Diving the Cape Peninsula and False Bay/SS Bia
The dive site SS Bia is a historical wreck on an inshore rocky reef in the South Peninsula area on the Atlantic Seaboard of the Cape Peninsula, near Cape Town in the Western Cape province of South Africa.
The Swedish freighter SS Bia is one of at least three wrecks at Olifantsbospunt. It hit Albatross rock on a stormy night in 1917 and was wrecked. If you are diving the area, you may as well visit them all if there is time and the sea is not too rough. The others are the SS Thomas T. Tucker, and the SS Umhlali. All are shallow, and decompression will not be an issue.
This site is in a Marine Protected Area (2004). A permit is required.
The name "SS Bia" is the name of the ship wrecked at this site.
Maximum depth is probably less than 8m. The top of the engine block and boiler are at about 3m. (Average depth is likely to be about 4m.)
The site is in very shallow water, wher the surge is strong, and visibility will not often be good. However on a very flat day after an upwelling better visibility than usual may be expected.
The bow of the wreck lies close inshore behing a shallow reef, The wreckage is mostly mangled hull plating and frames, but a few portholes and other items of interest have been seen There is a large cast iron mooring bollard on one of the fragments. The wreckage is on a shallow section of sandstone reef, and is mostly encrusted with rust and crustose coralline algae, and overgrown by kelp and smaller seaweeds, as are the rocks, and in some cases it is difficult to distinguish where reef stops and werck starts.
The major part of the wreckage is further out to the west, but is also on a shallow reef. This reef has higher profile, and there are areas where there little wreckage, and other areas with lots. The triple expansion steam engine lies on its side on top of a fairly high section of reef, and the cylinders of the upper engine block are clearly regognisable and fairly intact, though well camouflaged by coralline algae. The engine remains include piston rods, crosshead links, connecting rods and the crankshaft, with what appear to be valve control rods. About ten metres away, at similar depth, is the remains of a scotch boiler. The firebox is open and has a large hole in the lower surface, and the boiler casing cylinder walls are mostly rusted away, leaving the tubes open to view. Between these two items is a long shaft with a gear near one end and a winch drum at the other end. There is also another winch shaft with drums at both ends, a number of heavy solid iron bars, and a fairly large amount of hull framing and plating.
Geology: Quartzitic Ordovician sandstone of the Peninsula formation.
The site is exposed to westerly swells and winds, so should be dived in low swell and offshore (south easterly) winds. These conditions are most common in summer, but can occur less frequentlduring other seasons.
Boat dive. The site is 16.5km from the launch site at Kommetjie, and 27km from Hout Bay harbour. There is no shore access as there is no road providing reasonable access to the area. Shore exit should be possible in an emergency, but it will be a long walk to the nearest habitation.

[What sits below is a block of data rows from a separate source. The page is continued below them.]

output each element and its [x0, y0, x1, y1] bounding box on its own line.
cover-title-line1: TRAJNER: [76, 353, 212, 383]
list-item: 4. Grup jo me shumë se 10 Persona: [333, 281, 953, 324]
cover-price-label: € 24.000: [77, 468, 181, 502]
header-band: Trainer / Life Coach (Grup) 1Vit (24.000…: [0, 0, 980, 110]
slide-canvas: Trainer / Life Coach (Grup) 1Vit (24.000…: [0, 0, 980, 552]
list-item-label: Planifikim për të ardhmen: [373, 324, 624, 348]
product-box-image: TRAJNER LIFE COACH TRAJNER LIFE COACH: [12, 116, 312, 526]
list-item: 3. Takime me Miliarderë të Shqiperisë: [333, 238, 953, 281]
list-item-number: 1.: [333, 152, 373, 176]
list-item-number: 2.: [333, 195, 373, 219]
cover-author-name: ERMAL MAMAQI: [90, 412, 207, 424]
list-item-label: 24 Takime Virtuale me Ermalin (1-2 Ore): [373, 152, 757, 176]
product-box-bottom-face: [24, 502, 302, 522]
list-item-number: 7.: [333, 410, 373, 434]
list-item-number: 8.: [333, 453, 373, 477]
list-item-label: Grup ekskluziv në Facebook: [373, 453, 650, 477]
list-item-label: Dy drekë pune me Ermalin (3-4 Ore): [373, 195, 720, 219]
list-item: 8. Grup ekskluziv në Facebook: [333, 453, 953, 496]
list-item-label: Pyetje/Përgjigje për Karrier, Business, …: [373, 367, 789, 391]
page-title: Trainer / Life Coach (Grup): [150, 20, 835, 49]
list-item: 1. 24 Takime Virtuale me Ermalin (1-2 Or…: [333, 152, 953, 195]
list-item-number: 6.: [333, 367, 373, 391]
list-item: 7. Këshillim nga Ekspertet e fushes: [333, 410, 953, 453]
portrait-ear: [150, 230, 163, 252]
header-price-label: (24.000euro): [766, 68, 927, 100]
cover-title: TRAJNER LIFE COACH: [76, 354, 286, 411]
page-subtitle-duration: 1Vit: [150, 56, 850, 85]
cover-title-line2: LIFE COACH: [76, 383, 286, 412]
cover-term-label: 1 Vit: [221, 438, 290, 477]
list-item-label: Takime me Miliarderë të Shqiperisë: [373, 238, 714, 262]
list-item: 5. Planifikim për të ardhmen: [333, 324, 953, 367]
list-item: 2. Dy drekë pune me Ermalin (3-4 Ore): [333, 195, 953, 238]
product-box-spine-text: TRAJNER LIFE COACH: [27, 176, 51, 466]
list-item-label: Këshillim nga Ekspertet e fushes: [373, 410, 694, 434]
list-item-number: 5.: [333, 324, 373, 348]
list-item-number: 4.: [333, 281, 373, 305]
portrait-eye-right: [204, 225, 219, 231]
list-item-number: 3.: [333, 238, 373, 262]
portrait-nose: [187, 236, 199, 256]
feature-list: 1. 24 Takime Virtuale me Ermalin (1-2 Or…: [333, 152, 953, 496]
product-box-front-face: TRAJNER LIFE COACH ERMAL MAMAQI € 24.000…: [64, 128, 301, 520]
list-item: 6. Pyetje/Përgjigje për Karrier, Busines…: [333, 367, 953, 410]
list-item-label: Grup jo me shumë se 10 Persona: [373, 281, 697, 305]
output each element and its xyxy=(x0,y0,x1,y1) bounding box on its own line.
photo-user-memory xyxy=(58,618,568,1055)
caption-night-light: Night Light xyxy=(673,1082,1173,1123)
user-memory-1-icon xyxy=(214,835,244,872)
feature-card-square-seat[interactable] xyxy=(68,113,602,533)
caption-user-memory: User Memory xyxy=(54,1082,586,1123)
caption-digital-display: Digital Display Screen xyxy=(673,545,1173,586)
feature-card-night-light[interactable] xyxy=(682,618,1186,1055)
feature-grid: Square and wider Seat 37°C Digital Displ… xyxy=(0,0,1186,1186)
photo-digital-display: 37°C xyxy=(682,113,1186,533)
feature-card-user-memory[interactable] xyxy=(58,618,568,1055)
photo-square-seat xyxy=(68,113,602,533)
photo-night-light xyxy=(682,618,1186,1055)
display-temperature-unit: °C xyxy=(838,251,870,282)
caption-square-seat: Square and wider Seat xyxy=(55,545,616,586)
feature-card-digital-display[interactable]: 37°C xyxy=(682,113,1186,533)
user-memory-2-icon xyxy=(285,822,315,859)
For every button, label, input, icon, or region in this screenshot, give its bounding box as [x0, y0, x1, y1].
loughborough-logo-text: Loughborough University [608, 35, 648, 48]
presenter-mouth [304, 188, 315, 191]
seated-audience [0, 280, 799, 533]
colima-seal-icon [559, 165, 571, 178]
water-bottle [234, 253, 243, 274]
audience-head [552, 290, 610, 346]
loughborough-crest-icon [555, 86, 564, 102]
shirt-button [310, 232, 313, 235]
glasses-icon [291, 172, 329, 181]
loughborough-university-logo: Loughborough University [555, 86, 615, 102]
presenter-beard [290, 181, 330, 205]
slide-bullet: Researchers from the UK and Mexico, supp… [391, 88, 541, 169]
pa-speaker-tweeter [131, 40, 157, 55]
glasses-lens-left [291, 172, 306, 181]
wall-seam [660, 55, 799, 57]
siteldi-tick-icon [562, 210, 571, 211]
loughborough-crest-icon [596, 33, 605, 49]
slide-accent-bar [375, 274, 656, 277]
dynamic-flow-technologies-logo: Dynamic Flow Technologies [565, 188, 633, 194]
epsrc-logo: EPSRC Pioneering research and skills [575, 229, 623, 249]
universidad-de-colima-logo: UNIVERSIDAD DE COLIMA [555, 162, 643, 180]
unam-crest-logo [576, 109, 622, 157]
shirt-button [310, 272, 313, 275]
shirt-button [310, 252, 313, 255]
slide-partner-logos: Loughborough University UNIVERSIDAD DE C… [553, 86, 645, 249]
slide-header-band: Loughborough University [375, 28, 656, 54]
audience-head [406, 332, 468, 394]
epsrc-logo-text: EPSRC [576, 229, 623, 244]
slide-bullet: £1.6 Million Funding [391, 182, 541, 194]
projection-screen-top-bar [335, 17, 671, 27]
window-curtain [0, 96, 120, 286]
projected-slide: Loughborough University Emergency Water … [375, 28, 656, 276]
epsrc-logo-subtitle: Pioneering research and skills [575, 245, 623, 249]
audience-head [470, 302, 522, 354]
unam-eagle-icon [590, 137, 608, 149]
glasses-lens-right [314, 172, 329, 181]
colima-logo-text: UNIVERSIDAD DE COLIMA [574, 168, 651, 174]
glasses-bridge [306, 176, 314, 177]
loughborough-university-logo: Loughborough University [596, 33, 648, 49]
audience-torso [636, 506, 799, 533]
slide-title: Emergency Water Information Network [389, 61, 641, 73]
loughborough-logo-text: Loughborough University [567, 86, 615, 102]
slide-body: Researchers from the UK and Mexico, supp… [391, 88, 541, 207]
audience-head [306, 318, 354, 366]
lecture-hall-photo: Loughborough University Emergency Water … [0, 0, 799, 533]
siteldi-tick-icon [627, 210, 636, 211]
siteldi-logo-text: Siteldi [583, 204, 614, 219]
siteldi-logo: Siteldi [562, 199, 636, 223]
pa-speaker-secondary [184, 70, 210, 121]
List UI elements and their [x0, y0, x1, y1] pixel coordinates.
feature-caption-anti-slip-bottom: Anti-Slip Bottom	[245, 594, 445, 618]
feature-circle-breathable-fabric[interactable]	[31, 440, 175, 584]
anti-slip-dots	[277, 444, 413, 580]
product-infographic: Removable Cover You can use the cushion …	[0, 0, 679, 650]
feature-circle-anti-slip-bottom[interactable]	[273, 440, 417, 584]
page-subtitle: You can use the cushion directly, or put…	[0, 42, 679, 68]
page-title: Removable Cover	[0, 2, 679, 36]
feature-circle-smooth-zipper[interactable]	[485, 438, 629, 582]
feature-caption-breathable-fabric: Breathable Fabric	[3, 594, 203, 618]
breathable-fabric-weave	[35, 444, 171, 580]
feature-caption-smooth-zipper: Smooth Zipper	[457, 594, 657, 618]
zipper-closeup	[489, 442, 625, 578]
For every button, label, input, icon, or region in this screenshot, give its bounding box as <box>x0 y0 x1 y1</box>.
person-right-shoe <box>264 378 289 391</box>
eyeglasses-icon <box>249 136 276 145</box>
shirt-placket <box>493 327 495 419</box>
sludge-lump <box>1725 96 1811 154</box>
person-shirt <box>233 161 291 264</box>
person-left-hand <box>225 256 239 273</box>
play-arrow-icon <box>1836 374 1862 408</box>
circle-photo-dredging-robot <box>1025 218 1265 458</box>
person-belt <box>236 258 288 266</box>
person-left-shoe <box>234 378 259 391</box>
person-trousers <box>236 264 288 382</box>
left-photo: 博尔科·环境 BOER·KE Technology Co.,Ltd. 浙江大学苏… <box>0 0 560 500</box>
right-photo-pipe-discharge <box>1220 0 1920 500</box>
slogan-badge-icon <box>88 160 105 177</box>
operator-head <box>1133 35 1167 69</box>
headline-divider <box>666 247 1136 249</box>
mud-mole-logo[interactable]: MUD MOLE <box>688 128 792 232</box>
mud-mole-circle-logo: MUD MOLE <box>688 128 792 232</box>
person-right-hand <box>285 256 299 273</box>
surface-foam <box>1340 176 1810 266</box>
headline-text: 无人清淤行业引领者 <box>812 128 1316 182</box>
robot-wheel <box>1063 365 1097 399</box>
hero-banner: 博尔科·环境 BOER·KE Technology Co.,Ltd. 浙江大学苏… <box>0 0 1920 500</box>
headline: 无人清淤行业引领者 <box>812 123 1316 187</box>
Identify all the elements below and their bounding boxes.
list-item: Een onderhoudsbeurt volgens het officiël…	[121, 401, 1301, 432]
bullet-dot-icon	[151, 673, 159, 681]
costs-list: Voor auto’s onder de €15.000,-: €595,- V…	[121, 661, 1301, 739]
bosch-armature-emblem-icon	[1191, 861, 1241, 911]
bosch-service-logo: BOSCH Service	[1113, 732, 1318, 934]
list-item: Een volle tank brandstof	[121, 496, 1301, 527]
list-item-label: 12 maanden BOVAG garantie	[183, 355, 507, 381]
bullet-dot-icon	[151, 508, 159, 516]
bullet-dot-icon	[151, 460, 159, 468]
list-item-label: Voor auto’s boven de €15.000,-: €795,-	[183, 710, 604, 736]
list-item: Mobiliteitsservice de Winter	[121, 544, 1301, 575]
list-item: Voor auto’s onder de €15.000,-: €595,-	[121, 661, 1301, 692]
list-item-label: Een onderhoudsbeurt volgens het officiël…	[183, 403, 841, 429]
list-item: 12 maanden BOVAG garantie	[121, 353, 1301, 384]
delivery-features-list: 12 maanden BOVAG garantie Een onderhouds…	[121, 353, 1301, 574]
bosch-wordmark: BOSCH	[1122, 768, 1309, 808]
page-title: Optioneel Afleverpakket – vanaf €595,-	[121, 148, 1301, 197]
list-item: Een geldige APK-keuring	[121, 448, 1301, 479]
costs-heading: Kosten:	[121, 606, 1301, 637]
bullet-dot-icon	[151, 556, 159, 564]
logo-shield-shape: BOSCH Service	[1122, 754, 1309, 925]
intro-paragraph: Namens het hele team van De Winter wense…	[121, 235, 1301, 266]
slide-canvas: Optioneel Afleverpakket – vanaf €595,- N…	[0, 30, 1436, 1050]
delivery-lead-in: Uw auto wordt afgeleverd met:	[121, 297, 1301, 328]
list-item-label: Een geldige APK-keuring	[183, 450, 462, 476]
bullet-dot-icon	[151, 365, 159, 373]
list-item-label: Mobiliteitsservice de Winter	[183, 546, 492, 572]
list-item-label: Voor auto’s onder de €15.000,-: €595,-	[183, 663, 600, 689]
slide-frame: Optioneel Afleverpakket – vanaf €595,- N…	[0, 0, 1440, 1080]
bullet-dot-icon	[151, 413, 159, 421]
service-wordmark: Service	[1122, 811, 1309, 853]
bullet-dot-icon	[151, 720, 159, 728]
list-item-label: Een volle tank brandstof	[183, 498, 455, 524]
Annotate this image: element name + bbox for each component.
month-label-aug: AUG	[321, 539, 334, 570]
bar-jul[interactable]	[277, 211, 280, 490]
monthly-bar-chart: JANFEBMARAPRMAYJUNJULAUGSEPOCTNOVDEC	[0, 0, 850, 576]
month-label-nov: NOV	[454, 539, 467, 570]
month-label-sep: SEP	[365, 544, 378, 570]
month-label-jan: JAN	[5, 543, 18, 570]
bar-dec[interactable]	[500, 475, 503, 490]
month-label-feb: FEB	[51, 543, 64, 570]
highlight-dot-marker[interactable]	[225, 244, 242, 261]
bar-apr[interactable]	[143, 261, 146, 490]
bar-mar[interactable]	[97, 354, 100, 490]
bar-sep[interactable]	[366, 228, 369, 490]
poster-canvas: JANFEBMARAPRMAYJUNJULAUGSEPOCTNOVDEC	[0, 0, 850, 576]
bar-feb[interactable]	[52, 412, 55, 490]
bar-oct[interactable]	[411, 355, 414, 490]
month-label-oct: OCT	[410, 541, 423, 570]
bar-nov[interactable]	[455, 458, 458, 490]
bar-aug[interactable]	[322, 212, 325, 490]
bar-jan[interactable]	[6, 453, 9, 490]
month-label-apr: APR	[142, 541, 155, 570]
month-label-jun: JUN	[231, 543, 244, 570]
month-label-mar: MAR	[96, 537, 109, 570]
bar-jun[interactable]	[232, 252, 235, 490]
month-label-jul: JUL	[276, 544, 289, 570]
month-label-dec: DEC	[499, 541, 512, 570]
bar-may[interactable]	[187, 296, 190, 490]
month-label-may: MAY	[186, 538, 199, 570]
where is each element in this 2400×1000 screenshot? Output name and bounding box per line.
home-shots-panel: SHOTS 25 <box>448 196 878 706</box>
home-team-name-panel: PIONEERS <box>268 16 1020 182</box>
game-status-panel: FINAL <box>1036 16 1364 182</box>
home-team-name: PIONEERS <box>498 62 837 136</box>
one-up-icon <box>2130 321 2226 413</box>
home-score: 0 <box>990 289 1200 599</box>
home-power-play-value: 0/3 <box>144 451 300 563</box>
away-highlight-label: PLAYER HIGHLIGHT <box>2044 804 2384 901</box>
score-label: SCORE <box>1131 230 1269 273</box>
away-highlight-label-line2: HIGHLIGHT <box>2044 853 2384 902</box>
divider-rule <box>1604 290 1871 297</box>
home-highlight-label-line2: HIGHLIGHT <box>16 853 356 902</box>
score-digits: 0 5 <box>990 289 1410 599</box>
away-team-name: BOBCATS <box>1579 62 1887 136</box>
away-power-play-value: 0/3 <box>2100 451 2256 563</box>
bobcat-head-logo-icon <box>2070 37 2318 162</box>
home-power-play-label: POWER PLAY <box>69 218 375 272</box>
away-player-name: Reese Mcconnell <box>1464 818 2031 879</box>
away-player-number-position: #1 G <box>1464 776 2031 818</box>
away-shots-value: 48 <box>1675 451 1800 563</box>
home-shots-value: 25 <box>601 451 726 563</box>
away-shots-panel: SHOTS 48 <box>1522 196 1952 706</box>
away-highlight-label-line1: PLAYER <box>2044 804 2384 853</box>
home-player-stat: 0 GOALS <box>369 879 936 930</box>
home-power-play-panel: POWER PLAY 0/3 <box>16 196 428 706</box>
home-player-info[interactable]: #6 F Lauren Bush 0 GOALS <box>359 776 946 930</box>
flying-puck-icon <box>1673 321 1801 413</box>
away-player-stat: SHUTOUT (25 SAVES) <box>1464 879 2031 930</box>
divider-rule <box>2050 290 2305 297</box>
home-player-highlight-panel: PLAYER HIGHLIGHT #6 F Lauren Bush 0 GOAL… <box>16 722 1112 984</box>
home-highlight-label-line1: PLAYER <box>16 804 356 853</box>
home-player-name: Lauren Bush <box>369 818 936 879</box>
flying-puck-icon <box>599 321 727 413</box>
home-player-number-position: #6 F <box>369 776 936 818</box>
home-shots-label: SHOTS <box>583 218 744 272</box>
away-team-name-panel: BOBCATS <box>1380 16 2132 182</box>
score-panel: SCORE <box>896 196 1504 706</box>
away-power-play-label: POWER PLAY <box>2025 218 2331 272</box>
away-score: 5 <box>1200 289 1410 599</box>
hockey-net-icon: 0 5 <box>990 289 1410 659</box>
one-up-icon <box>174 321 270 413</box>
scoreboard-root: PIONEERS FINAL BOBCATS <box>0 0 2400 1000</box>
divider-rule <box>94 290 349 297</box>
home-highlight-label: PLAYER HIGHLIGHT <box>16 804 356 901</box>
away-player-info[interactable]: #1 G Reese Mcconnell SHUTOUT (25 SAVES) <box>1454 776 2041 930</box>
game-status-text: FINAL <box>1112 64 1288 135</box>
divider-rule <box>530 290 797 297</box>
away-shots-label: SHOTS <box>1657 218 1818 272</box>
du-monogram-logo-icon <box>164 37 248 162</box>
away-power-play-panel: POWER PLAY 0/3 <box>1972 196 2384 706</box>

The wreckage and reef are largely covered by crustose corallines, and is the base for a kelp forest of Ecklonia maxima, the sea bamboo. Ther are also areas densely covered by small brown and red seaweeds, and the reef and wreckage provide shelter for West coast rock lobster and a few abalone, amongst other invertebrates, and Hottentot seabream may be seen above the wreck and reef.
Wreckage of an early steamship of some historical interest. The wreckage is in two sections, separated by a few hundred metres of reef with dense kelp forest. The inshore section is the bow. It is smaller and more compact than the offshore section, and includes a reasonable amount of recognisable structure, including large cast iron mooring bollards, and some stanchions. The offshore section is the larger part of the vessel, and includes the triple expansion steam engine, which is in reasonable condition and many parts can be recognised. There is also the remains of a large windlass, and what may be a steam capstan with a long drive shaft. Most of the structural plating has been severely broken up and is mostly only just recognisable as wreckage. There are several long and apparently solid steel bars or pillars, but it is not clear whether these were structure or cargo.
Natural light photography with a wide angle lens is most likely to produce usable photos unless the conditions are bad, in which case it will be extremely uncomfortable if not dangerous to dive.
No specific route recommended. The main section of the wreck may have better visibility and less surge than the bow section.
The wreckage includes rusted metal plates and bars, a small number of which have thin and sharp points and edges. These present a cutting and piercing hazard to both diver and equipment, which may be increased if there is a stong surge and poor visibility, both of which are common at this site. The risk would not generally be considered high, but you should be aware of the hazard, as you dive at your own risk.
No special skills required. It is not possible to penetrate the wreck.
No special equipment recommended. A surface marker buoy should not be towed as it will be caught in the heavy kelp. There is no risk of decompression sickness due to the shallow depth, so ascent rate is not critical.